君と進む季節

コンビニから戻って、二次会に戻ったら、みんなに
「どこ行ってたん?」って茶化された。

俺が「ちょっとな」って笑ってごまかすと、
隣の君も同じタイミングで笑ってて、
誰かが「え〜、なんなんお前ら〜」って言ってくる。

そう言われると否定もできなくて、
なんとなくみんなも薄々察してる空気のまま、
俺は適当に笑って話題を変えた。

みんなの前じゃまだ、もうちょっとだけ秘密でいい。

二次会が終わると、外はすっかり雪が積もっていた。
店の前で解散して、それぞれ帰路につく。
君と俺は、いつも通り同じ電車に乗るために少し遠い駅まで歩いていた。

歩いてる途中、君は何度も滑って転びかけてて、その度に俺はヒヤヒヤしてたけど、正直ちょっと笑ってた。

「雪の日にそんな靴、危ないってわかってたやろ」

わざとからかうように言うと、君は小さく口を尖らせて「うるさいな」って言う。
その顔が可愛くて、何も言わんと笑いそうになる。

それなのに、君のヒールが雪に深く沈んだ瞬間、倒れそうになって俺の腕を掴んだ。

「ほらな、言うたやろ」

軽く笑いながら言うと、君はちょっと俯いて「うるさい」って小さく返す。
その声まで可愛くて、「ほんま、ずるいな」って思った。

しばらく無言で歩いてたけど、君がちょっと恥ずかしそうに俺の袖をつまんでくる。

「転びそうやったら、俺の腕、つかまっとき」

わざと軽く言うと、君は顔を上げて、少し照れた顔で「わかった」って素直に俺の腕を掴んだ。

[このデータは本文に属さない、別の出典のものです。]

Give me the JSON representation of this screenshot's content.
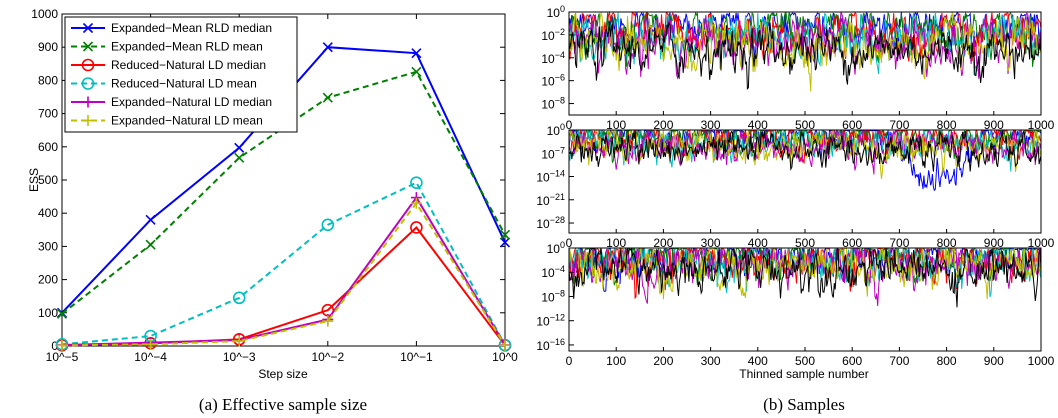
{
  "chart_data": [
    {
      "type": "line",
      "xlabel": "Step size",
      "ylabel": "ESS",
      "caption": "(a) Effective sample size",
      "x_tick_labels": [
        "10^−5",
        "10^−4",
        "10^−3",
        "10^−2",
        "10^−1",
        "10^0"
      ],
      "x": [
        -5,
        -4,
        -3,
        -2,
        -1,
        0
      ],
      "xscale": "log10",
      "ylim": [
        0,
        1000
      ],
      "y_ticks": [
        0,
        100,
        200,
        300,
        400,
        500,
        600,
        700,
        800,
        900,
        1000
      ],
      "grid": false,
      "legend_position": "top-left",
      "series": [
        {
          "name": "Expanded−Mean RLD median",
          "color": "#0000ff",
          "linestyle": "solid",
          "marker": "x",
          "values": [
            100,
            380,
            597,
            900,
            882,
            312
          ]
        },
        {
          "name": "Expanded−Mean RLD mean",
          "color": "#008000",
          "linestyle": "dashed",
          "marker": "x",
          "values": [
            97,
            305,
            567,
            748,
            826,
            335
          ]
        },
        {
          "name": "Reduced−Natural LD median",
          "color": "#ff0000",
          "linestyle": "solid",
          "marker": "o",
          "values": [
            2,
            8,
            20,
            108,
            357,
            2
          ]
        },
        {
          "name": "Reduced−Natural LD mean",
          "color": "#00bfbf",
          "linestyle": "dashed",
          "marker": "o",
          "values": [
            5,
            30,
            145,
            365,
            492,
            3
          ]
        },
        {
          "name": "Expanded−Natural LD median",
          "color": "#bf00bf",
          "linestyle": "solid",
          "marker": "+",
          "values": [
            3,
            10,
            18,
            80,
            447,
            3
          ]
        },
        {
          "name": "Expanded−Natural LD mean",
          "color": "#bfbf00",
          "linestyle": "dashed",
          "marker": "+",
          "values": [
            2,
            5,
            15,
            75,
            430,
            2
          ]
        }
      ]
    },
    {
      "type": "line",
      "caption": "(b) Samples",
      "xlabel": "Thinned sample number",
      "xlim": [
        0,
        1000
      ],
      "x_ticks": [
        0,
        100,
        200,
        300,
        400,
        500,
        600,
        700,
        800,
        900,
        1000
      ],
      "yscale": "log10",
      "series_colors": [
        "#0000ff",
        "#008000",
        "#ff0000",
        "#00bfbf",
        "#bf00bf",
        "#bfbf00",
        "#000000"
      ],
      "panels": [
        {
          "y_tick_exponents": [
            0,
            -2,
            -4,
            -6,
            -8
          ],
          "ylim_exp": [
            -9,
            0
          ]
        },
        {
          "y_tick_exponents": [
            0,
            -7,
            -14,
            -21,
            -28
          ],
          "ylim_exp": [
            -31,
            0
          ]
        },
        {
          "y_tick_exponents": [
            0,
            -4,
            -8,
            -12,
            -16
          ],
          "ylim_exp": [
            -17,
            0
          ]
        }
      ]
    }
  ]
}
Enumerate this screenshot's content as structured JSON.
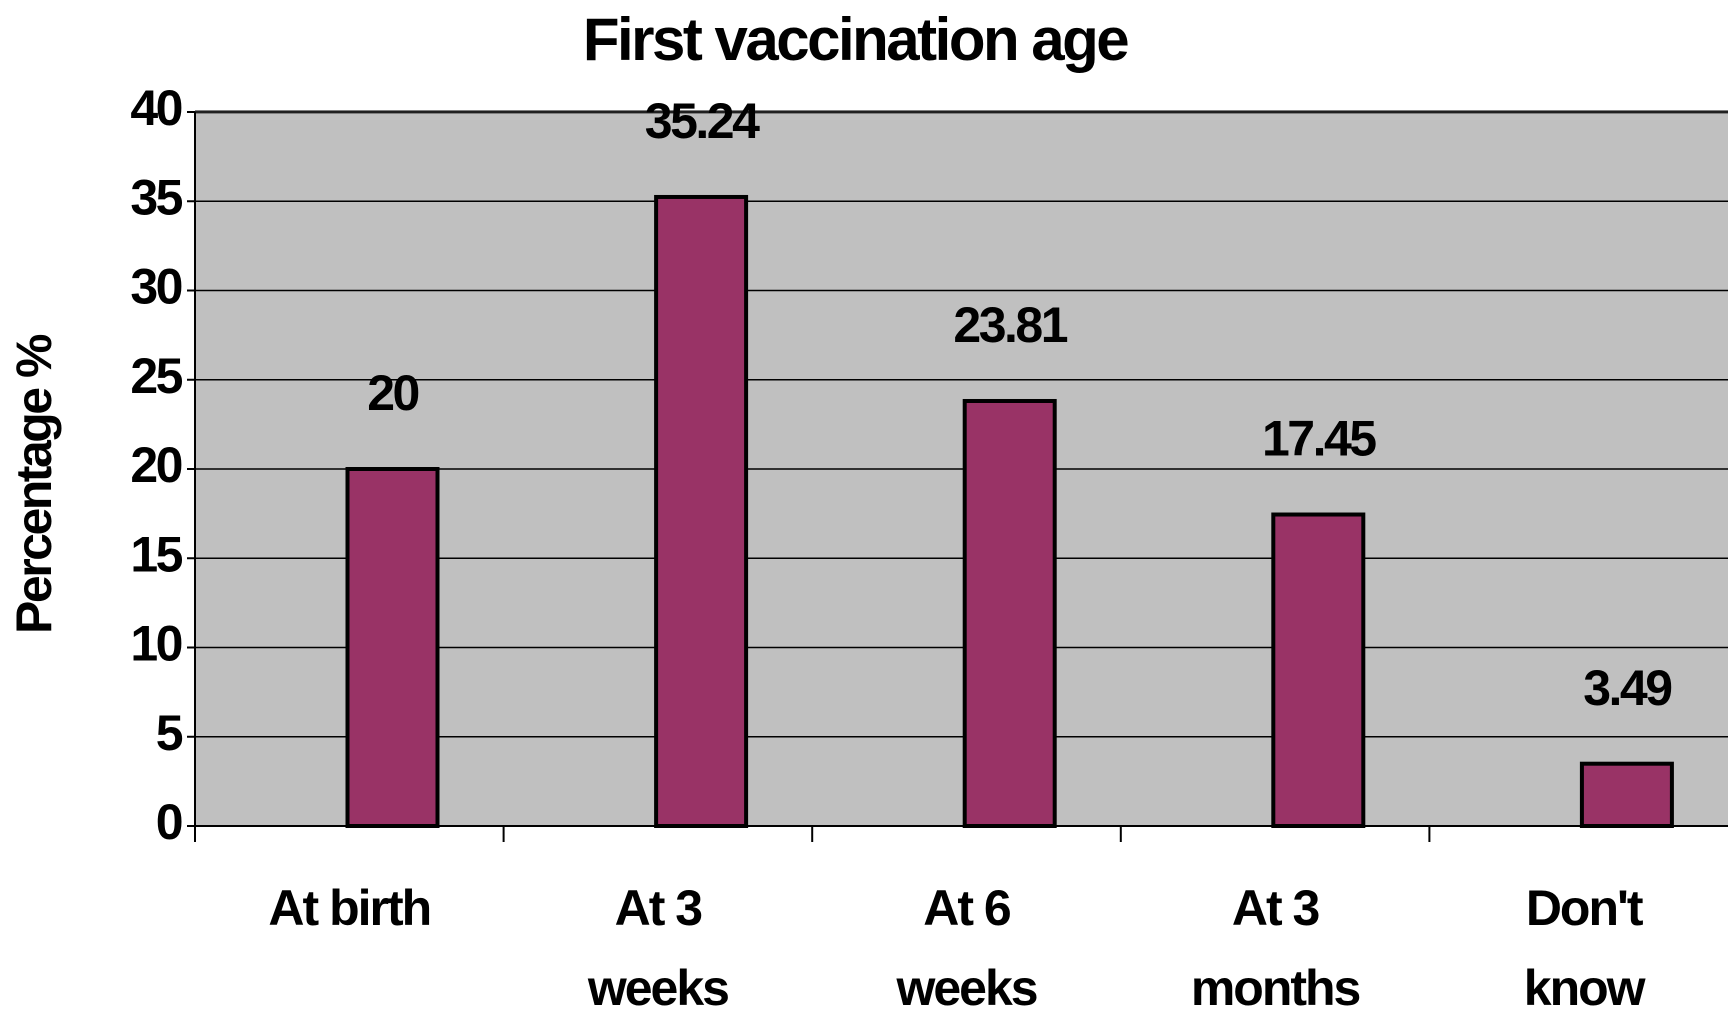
{
  "chart_data": {
    "type": "bar",
    "title": "First vaccination age",
    "y_label": "Percentage %",
    "categories": [
      "At birth",
      "At 3\nweeks",
      "At 6\nweeks",
      "At 3\nmonths",
      "Don't\nknow"
    ],
    "values": [
      20,
      35.24,
      23.81,
      17.45,
      3.49
    ],
    "color": "#993366",
    "ylim": [
      0,
      40
    ],
    "yticks": [
      0,
      5,
      10,
      15,
      20,
      25,
      30,
      35,
      40
    ],
    "grid": true
  }
}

そっと腕に君の手が絡んだ瞬間、何でもない顔をしながら、心臓だけは落ち着かなかった。

駅の改札前で、やっとその手が離れる。
残ったのは、冷たい風と、腕に残った小さな温もり。

何を言っても変なこと言いそうで、
君が雪に文句を言っているのを、黙って隣で聞いてた。
――可愛いなぁって、何回も心の中で思いながら。